Many large portions of the state are maternal health care deserts, which was already happening before Roe. There was already an OB-GYN shortage that has a lot to do with the problems of our health care system.

But after Roe, clearly OBs don’t want to move here … the penalty right now for South Carolina law is if you perform an abortion after six weeks — there’s some bullshit exceptions, but they don’t really apply or work, you know — it’s a felony offense.

We’re also the only state in the country that criminalizes women’s self-managing abortions. I’ve been trying really hard in the newsletter to remind people if you’re going to get abortion medication, you know, obviously do what you need to do for yourself, but if you get caught taking it, then you can go to jail for two years in South Carolina, and it’s not an idle threat.

Actually, a Greenville woman, this was last year, was arrested for taking abortion medication. She was 25 weeks pregnant and miscarried — the abortion was successful. She went into the hospital because she was having complications and she told the medical staff that she had taken the medication. They reported her to the police, and she was Black.

The women who are most vulnerable to being charged with self-managing abortion are going to be people who … have already historically been prosecuted, especially in the South under chemical endangerment laws. Those have already been on the books.

Alabama’s real rabid about prosecuting women under those laws right now. There was this whole Dragnet operation. Michelle Goodwin writes about it in one of her books.

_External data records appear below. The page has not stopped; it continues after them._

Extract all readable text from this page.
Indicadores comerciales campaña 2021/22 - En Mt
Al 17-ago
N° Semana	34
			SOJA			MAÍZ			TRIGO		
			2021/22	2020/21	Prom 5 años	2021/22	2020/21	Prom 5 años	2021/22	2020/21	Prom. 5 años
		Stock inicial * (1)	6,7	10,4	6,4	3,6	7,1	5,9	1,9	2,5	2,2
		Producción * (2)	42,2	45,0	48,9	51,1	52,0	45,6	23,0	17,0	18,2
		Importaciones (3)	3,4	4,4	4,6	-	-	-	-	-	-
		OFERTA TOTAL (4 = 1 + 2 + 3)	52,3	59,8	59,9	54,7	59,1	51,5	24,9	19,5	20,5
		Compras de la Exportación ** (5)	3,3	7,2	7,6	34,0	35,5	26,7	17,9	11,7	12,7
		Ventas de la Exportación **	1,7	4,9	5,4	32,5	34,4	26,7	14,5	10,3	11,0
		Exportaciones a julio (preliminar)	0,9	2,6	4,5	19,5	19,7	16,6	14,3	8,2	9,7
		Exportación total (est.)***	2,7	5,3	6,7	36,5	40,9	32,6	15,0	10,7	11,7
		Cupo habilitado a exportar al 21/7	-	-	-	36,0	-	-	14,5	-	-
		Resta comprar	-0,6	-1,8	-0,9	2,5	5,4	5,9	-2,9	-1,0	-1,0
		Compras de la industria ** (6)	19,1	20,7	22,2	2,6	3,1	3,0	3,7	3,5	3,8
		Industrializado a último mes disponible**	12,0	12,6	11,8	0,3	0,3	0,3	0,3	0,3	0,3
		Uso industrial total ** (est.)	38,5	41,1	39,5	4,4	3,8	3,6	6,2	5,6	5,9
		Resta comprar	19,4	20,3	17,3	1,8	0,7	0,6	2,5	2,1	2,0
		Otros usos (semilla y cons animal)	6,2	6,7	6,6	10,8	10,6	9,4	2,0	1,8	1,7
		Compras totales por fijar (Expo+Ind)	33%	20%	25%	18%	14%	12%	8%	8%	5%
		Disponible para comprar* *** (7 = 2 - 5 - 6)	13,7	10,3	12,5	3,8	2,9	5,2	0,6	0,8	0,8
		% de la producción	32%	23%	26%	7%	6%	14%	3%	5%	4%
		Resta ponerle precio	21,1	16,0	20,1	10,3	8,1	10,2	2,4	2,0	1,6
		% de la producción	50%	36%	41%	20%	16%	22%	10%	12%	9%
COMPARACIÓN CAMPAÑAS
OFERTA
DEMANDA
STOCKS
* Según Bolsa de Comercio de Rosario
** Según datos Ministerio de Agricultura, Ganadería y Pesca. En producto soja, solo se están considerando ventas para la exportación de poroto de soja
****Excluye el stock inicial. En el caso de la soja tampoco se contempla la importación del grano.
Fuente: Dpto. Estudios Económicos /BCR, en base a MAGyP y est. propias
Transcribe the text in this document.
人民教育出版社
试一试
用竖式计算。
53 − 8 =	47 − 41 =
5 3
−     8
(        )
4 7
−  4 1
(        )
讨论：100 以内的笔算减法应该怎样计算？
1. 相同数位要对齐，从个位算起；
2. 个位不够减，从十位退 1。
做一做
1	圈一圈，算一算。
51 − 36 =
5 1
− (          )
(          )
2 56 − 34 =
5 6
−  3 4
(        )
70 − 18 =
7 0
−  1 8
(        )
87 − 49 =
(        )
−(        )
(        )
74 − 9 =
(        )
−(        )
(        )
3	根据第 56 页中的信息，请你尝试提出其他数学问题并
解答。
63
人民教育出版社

There’s a dragnet operation … in the 90s where they drug tested women without their consent, pregnant women who had gone in to deliver, and then they arrested them, took away their babies, like the whole thing, right, under drug charges.

And so pregnant women have already been criminalized. It already has a long history in the state. But under these bans once Roe fell, those protections against self-managing abortion or against seeking an abortion, those penalties have gotten a lot more severe and kind of scary.

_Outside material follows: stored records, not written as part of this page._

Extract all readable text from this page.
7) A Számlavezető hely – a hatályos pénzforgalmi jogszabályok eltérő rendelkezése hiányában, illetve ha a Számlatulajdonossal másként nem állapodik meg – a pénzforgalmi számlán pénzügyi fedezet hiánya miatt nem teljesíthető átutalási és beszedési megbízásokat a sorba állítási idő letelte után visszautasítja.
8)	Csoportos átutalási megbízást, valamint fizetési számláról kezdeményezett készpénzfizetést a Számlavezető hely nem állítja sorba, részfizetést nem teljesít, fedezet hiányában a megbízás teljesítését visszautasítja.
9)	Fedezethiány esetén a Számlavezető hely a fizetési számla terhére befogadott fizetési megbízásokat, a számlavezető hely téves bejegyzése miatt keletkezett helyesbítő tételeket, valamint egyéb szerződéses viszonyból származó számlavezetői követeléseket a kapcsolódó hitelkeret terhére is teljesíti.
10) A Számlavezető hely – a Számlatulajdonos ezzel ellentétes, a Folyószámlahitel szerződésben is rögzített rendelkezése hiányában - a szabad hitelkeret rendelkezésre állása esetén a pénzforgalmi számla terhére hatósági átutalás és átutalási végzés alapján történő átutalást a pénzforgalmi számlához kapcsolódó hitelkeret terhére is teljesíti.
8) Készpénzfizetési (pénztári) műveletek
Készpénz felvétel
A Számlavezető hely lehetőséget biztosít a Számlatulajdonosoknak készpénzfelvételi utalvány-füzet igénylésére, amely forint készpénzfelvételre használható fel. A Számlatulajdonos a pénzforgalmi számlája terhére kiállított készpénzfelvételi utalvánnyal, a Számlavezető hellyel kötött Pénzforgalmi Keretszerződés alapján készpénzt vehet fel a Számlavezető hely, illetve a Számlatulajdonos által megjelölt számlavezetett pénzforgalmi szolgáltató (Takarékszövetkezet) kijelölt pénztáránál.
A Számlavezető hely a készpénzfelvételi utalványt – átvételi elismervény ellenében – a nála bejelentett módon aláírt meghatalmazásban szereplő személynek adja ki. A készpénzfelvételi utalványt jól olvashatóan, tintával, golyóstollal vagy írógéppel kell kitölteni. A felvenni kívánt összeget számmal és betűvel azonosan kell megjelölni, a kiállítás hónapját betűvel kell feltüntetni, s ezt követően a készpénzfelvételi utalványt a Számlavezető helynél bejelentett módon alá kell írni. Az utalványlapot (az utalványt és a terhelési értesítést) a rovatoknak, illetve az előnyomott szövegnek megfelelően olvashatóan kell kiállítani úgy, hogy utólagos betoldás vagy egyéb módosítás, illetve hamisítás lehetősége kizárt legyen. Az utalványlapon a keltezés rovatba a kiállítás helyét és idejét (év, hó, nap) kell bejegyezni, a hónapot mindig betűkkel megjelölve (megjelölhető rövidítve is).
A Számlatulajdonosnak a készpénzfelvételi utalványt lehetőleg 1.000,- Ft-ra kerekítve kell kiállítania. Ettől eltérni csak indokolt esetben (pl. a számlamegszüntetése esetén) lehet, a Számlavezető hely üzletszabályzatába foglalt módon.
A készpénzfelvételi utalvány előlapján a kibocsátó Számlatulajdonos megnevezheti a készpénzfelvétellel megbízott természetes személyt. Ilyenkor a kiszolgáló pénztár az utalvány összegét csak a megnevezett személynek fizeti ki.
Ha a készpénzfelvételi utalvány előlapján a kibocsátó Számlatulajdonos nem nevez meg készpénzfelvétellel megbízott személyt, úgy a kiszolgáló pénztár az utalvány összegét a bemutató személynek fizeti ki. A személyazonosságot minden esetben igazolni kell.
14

It makes me worried for my students. They don’t typically have, depending on where they went to school, they don’t typically have great sex education. They don’t always know the resources that are available to them. But also if they’re on their parents’ insurance, they might be scared to seek out prescriptions for birth control.

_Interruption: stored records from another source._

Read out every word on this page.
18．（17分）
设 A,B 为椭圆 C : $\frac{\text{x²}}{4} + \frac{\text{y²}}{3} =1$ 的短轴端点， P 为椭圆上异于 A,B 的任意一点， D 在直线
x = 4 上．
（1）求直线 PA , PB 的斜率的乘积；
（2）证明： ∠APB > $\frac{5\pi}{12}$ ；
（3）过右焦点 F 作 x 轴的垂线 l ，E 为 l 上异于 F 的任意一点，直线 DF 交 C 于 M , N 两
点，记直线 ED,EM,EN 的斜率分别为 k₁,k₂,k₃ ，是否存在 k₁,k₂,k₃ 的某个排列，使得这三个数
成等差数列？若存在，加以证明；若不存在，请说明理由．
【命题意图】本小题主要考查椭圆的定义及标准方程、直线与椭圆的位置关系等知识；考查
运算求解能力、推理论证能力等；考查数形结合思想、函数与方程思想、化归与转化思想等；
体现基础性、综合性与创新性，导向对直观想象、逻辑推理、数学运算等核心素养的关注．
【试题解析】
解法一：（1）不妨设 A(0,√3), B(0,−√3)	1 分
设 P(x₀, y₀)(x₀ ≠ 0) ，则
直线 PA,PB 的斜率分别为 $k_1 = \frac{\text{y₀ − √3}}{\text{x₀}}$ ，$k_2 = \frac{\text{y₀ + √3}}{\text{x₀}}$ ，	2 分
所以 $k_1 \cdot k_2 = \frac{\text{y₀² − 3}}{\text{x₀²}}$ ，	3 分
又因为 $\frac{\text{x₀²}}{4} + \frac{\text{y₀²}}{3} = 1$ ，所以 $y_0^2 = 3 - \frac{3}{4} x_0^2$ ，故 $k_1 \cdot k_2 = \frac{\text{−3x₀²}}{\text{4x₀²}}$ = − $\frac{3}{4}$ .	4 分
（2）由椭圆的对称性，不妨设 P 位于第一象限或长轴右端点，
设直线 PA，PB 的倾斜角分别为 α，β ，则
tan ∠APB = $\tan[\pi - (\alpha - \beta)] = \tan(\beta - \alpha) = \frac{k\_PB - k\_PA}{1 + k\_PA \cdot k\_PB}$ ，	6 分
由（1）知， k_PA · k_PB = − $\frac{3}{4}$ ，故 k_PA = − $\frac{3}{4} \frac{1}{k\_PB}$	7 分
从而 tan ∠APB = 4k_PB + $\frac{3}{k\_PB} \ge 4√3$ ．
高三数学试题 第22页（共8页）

So there’s three Planned Parenthood clinics in the state, but the closest one is over an hour away from campus. There’s just a real medical emergency.

In Laurens County, where the college is, the hospital closed their labor and delivery ward. So there’s nowhere to deliver a baby in this county. So, if you’re pregnant and you go into labor, you have to drive almost an hour to get to a hospital, which as someone who’s had two children by C-section, you know, it just really terrifies me like about the lives that are at risk, both the infant and the mother … people who are trying to have babies.

So it’s both about accessing abortion care, but also about just accessing obstetric care, even gynecological care … women just don’t have any kind of equal health care access in the state but I think also nationally … it’s worse here and it’s worse here for poor women and women of color but it’s a national problem. I think the hardest thing for me is just to know that women are at risk of dying because of these laws and just that kind of worry.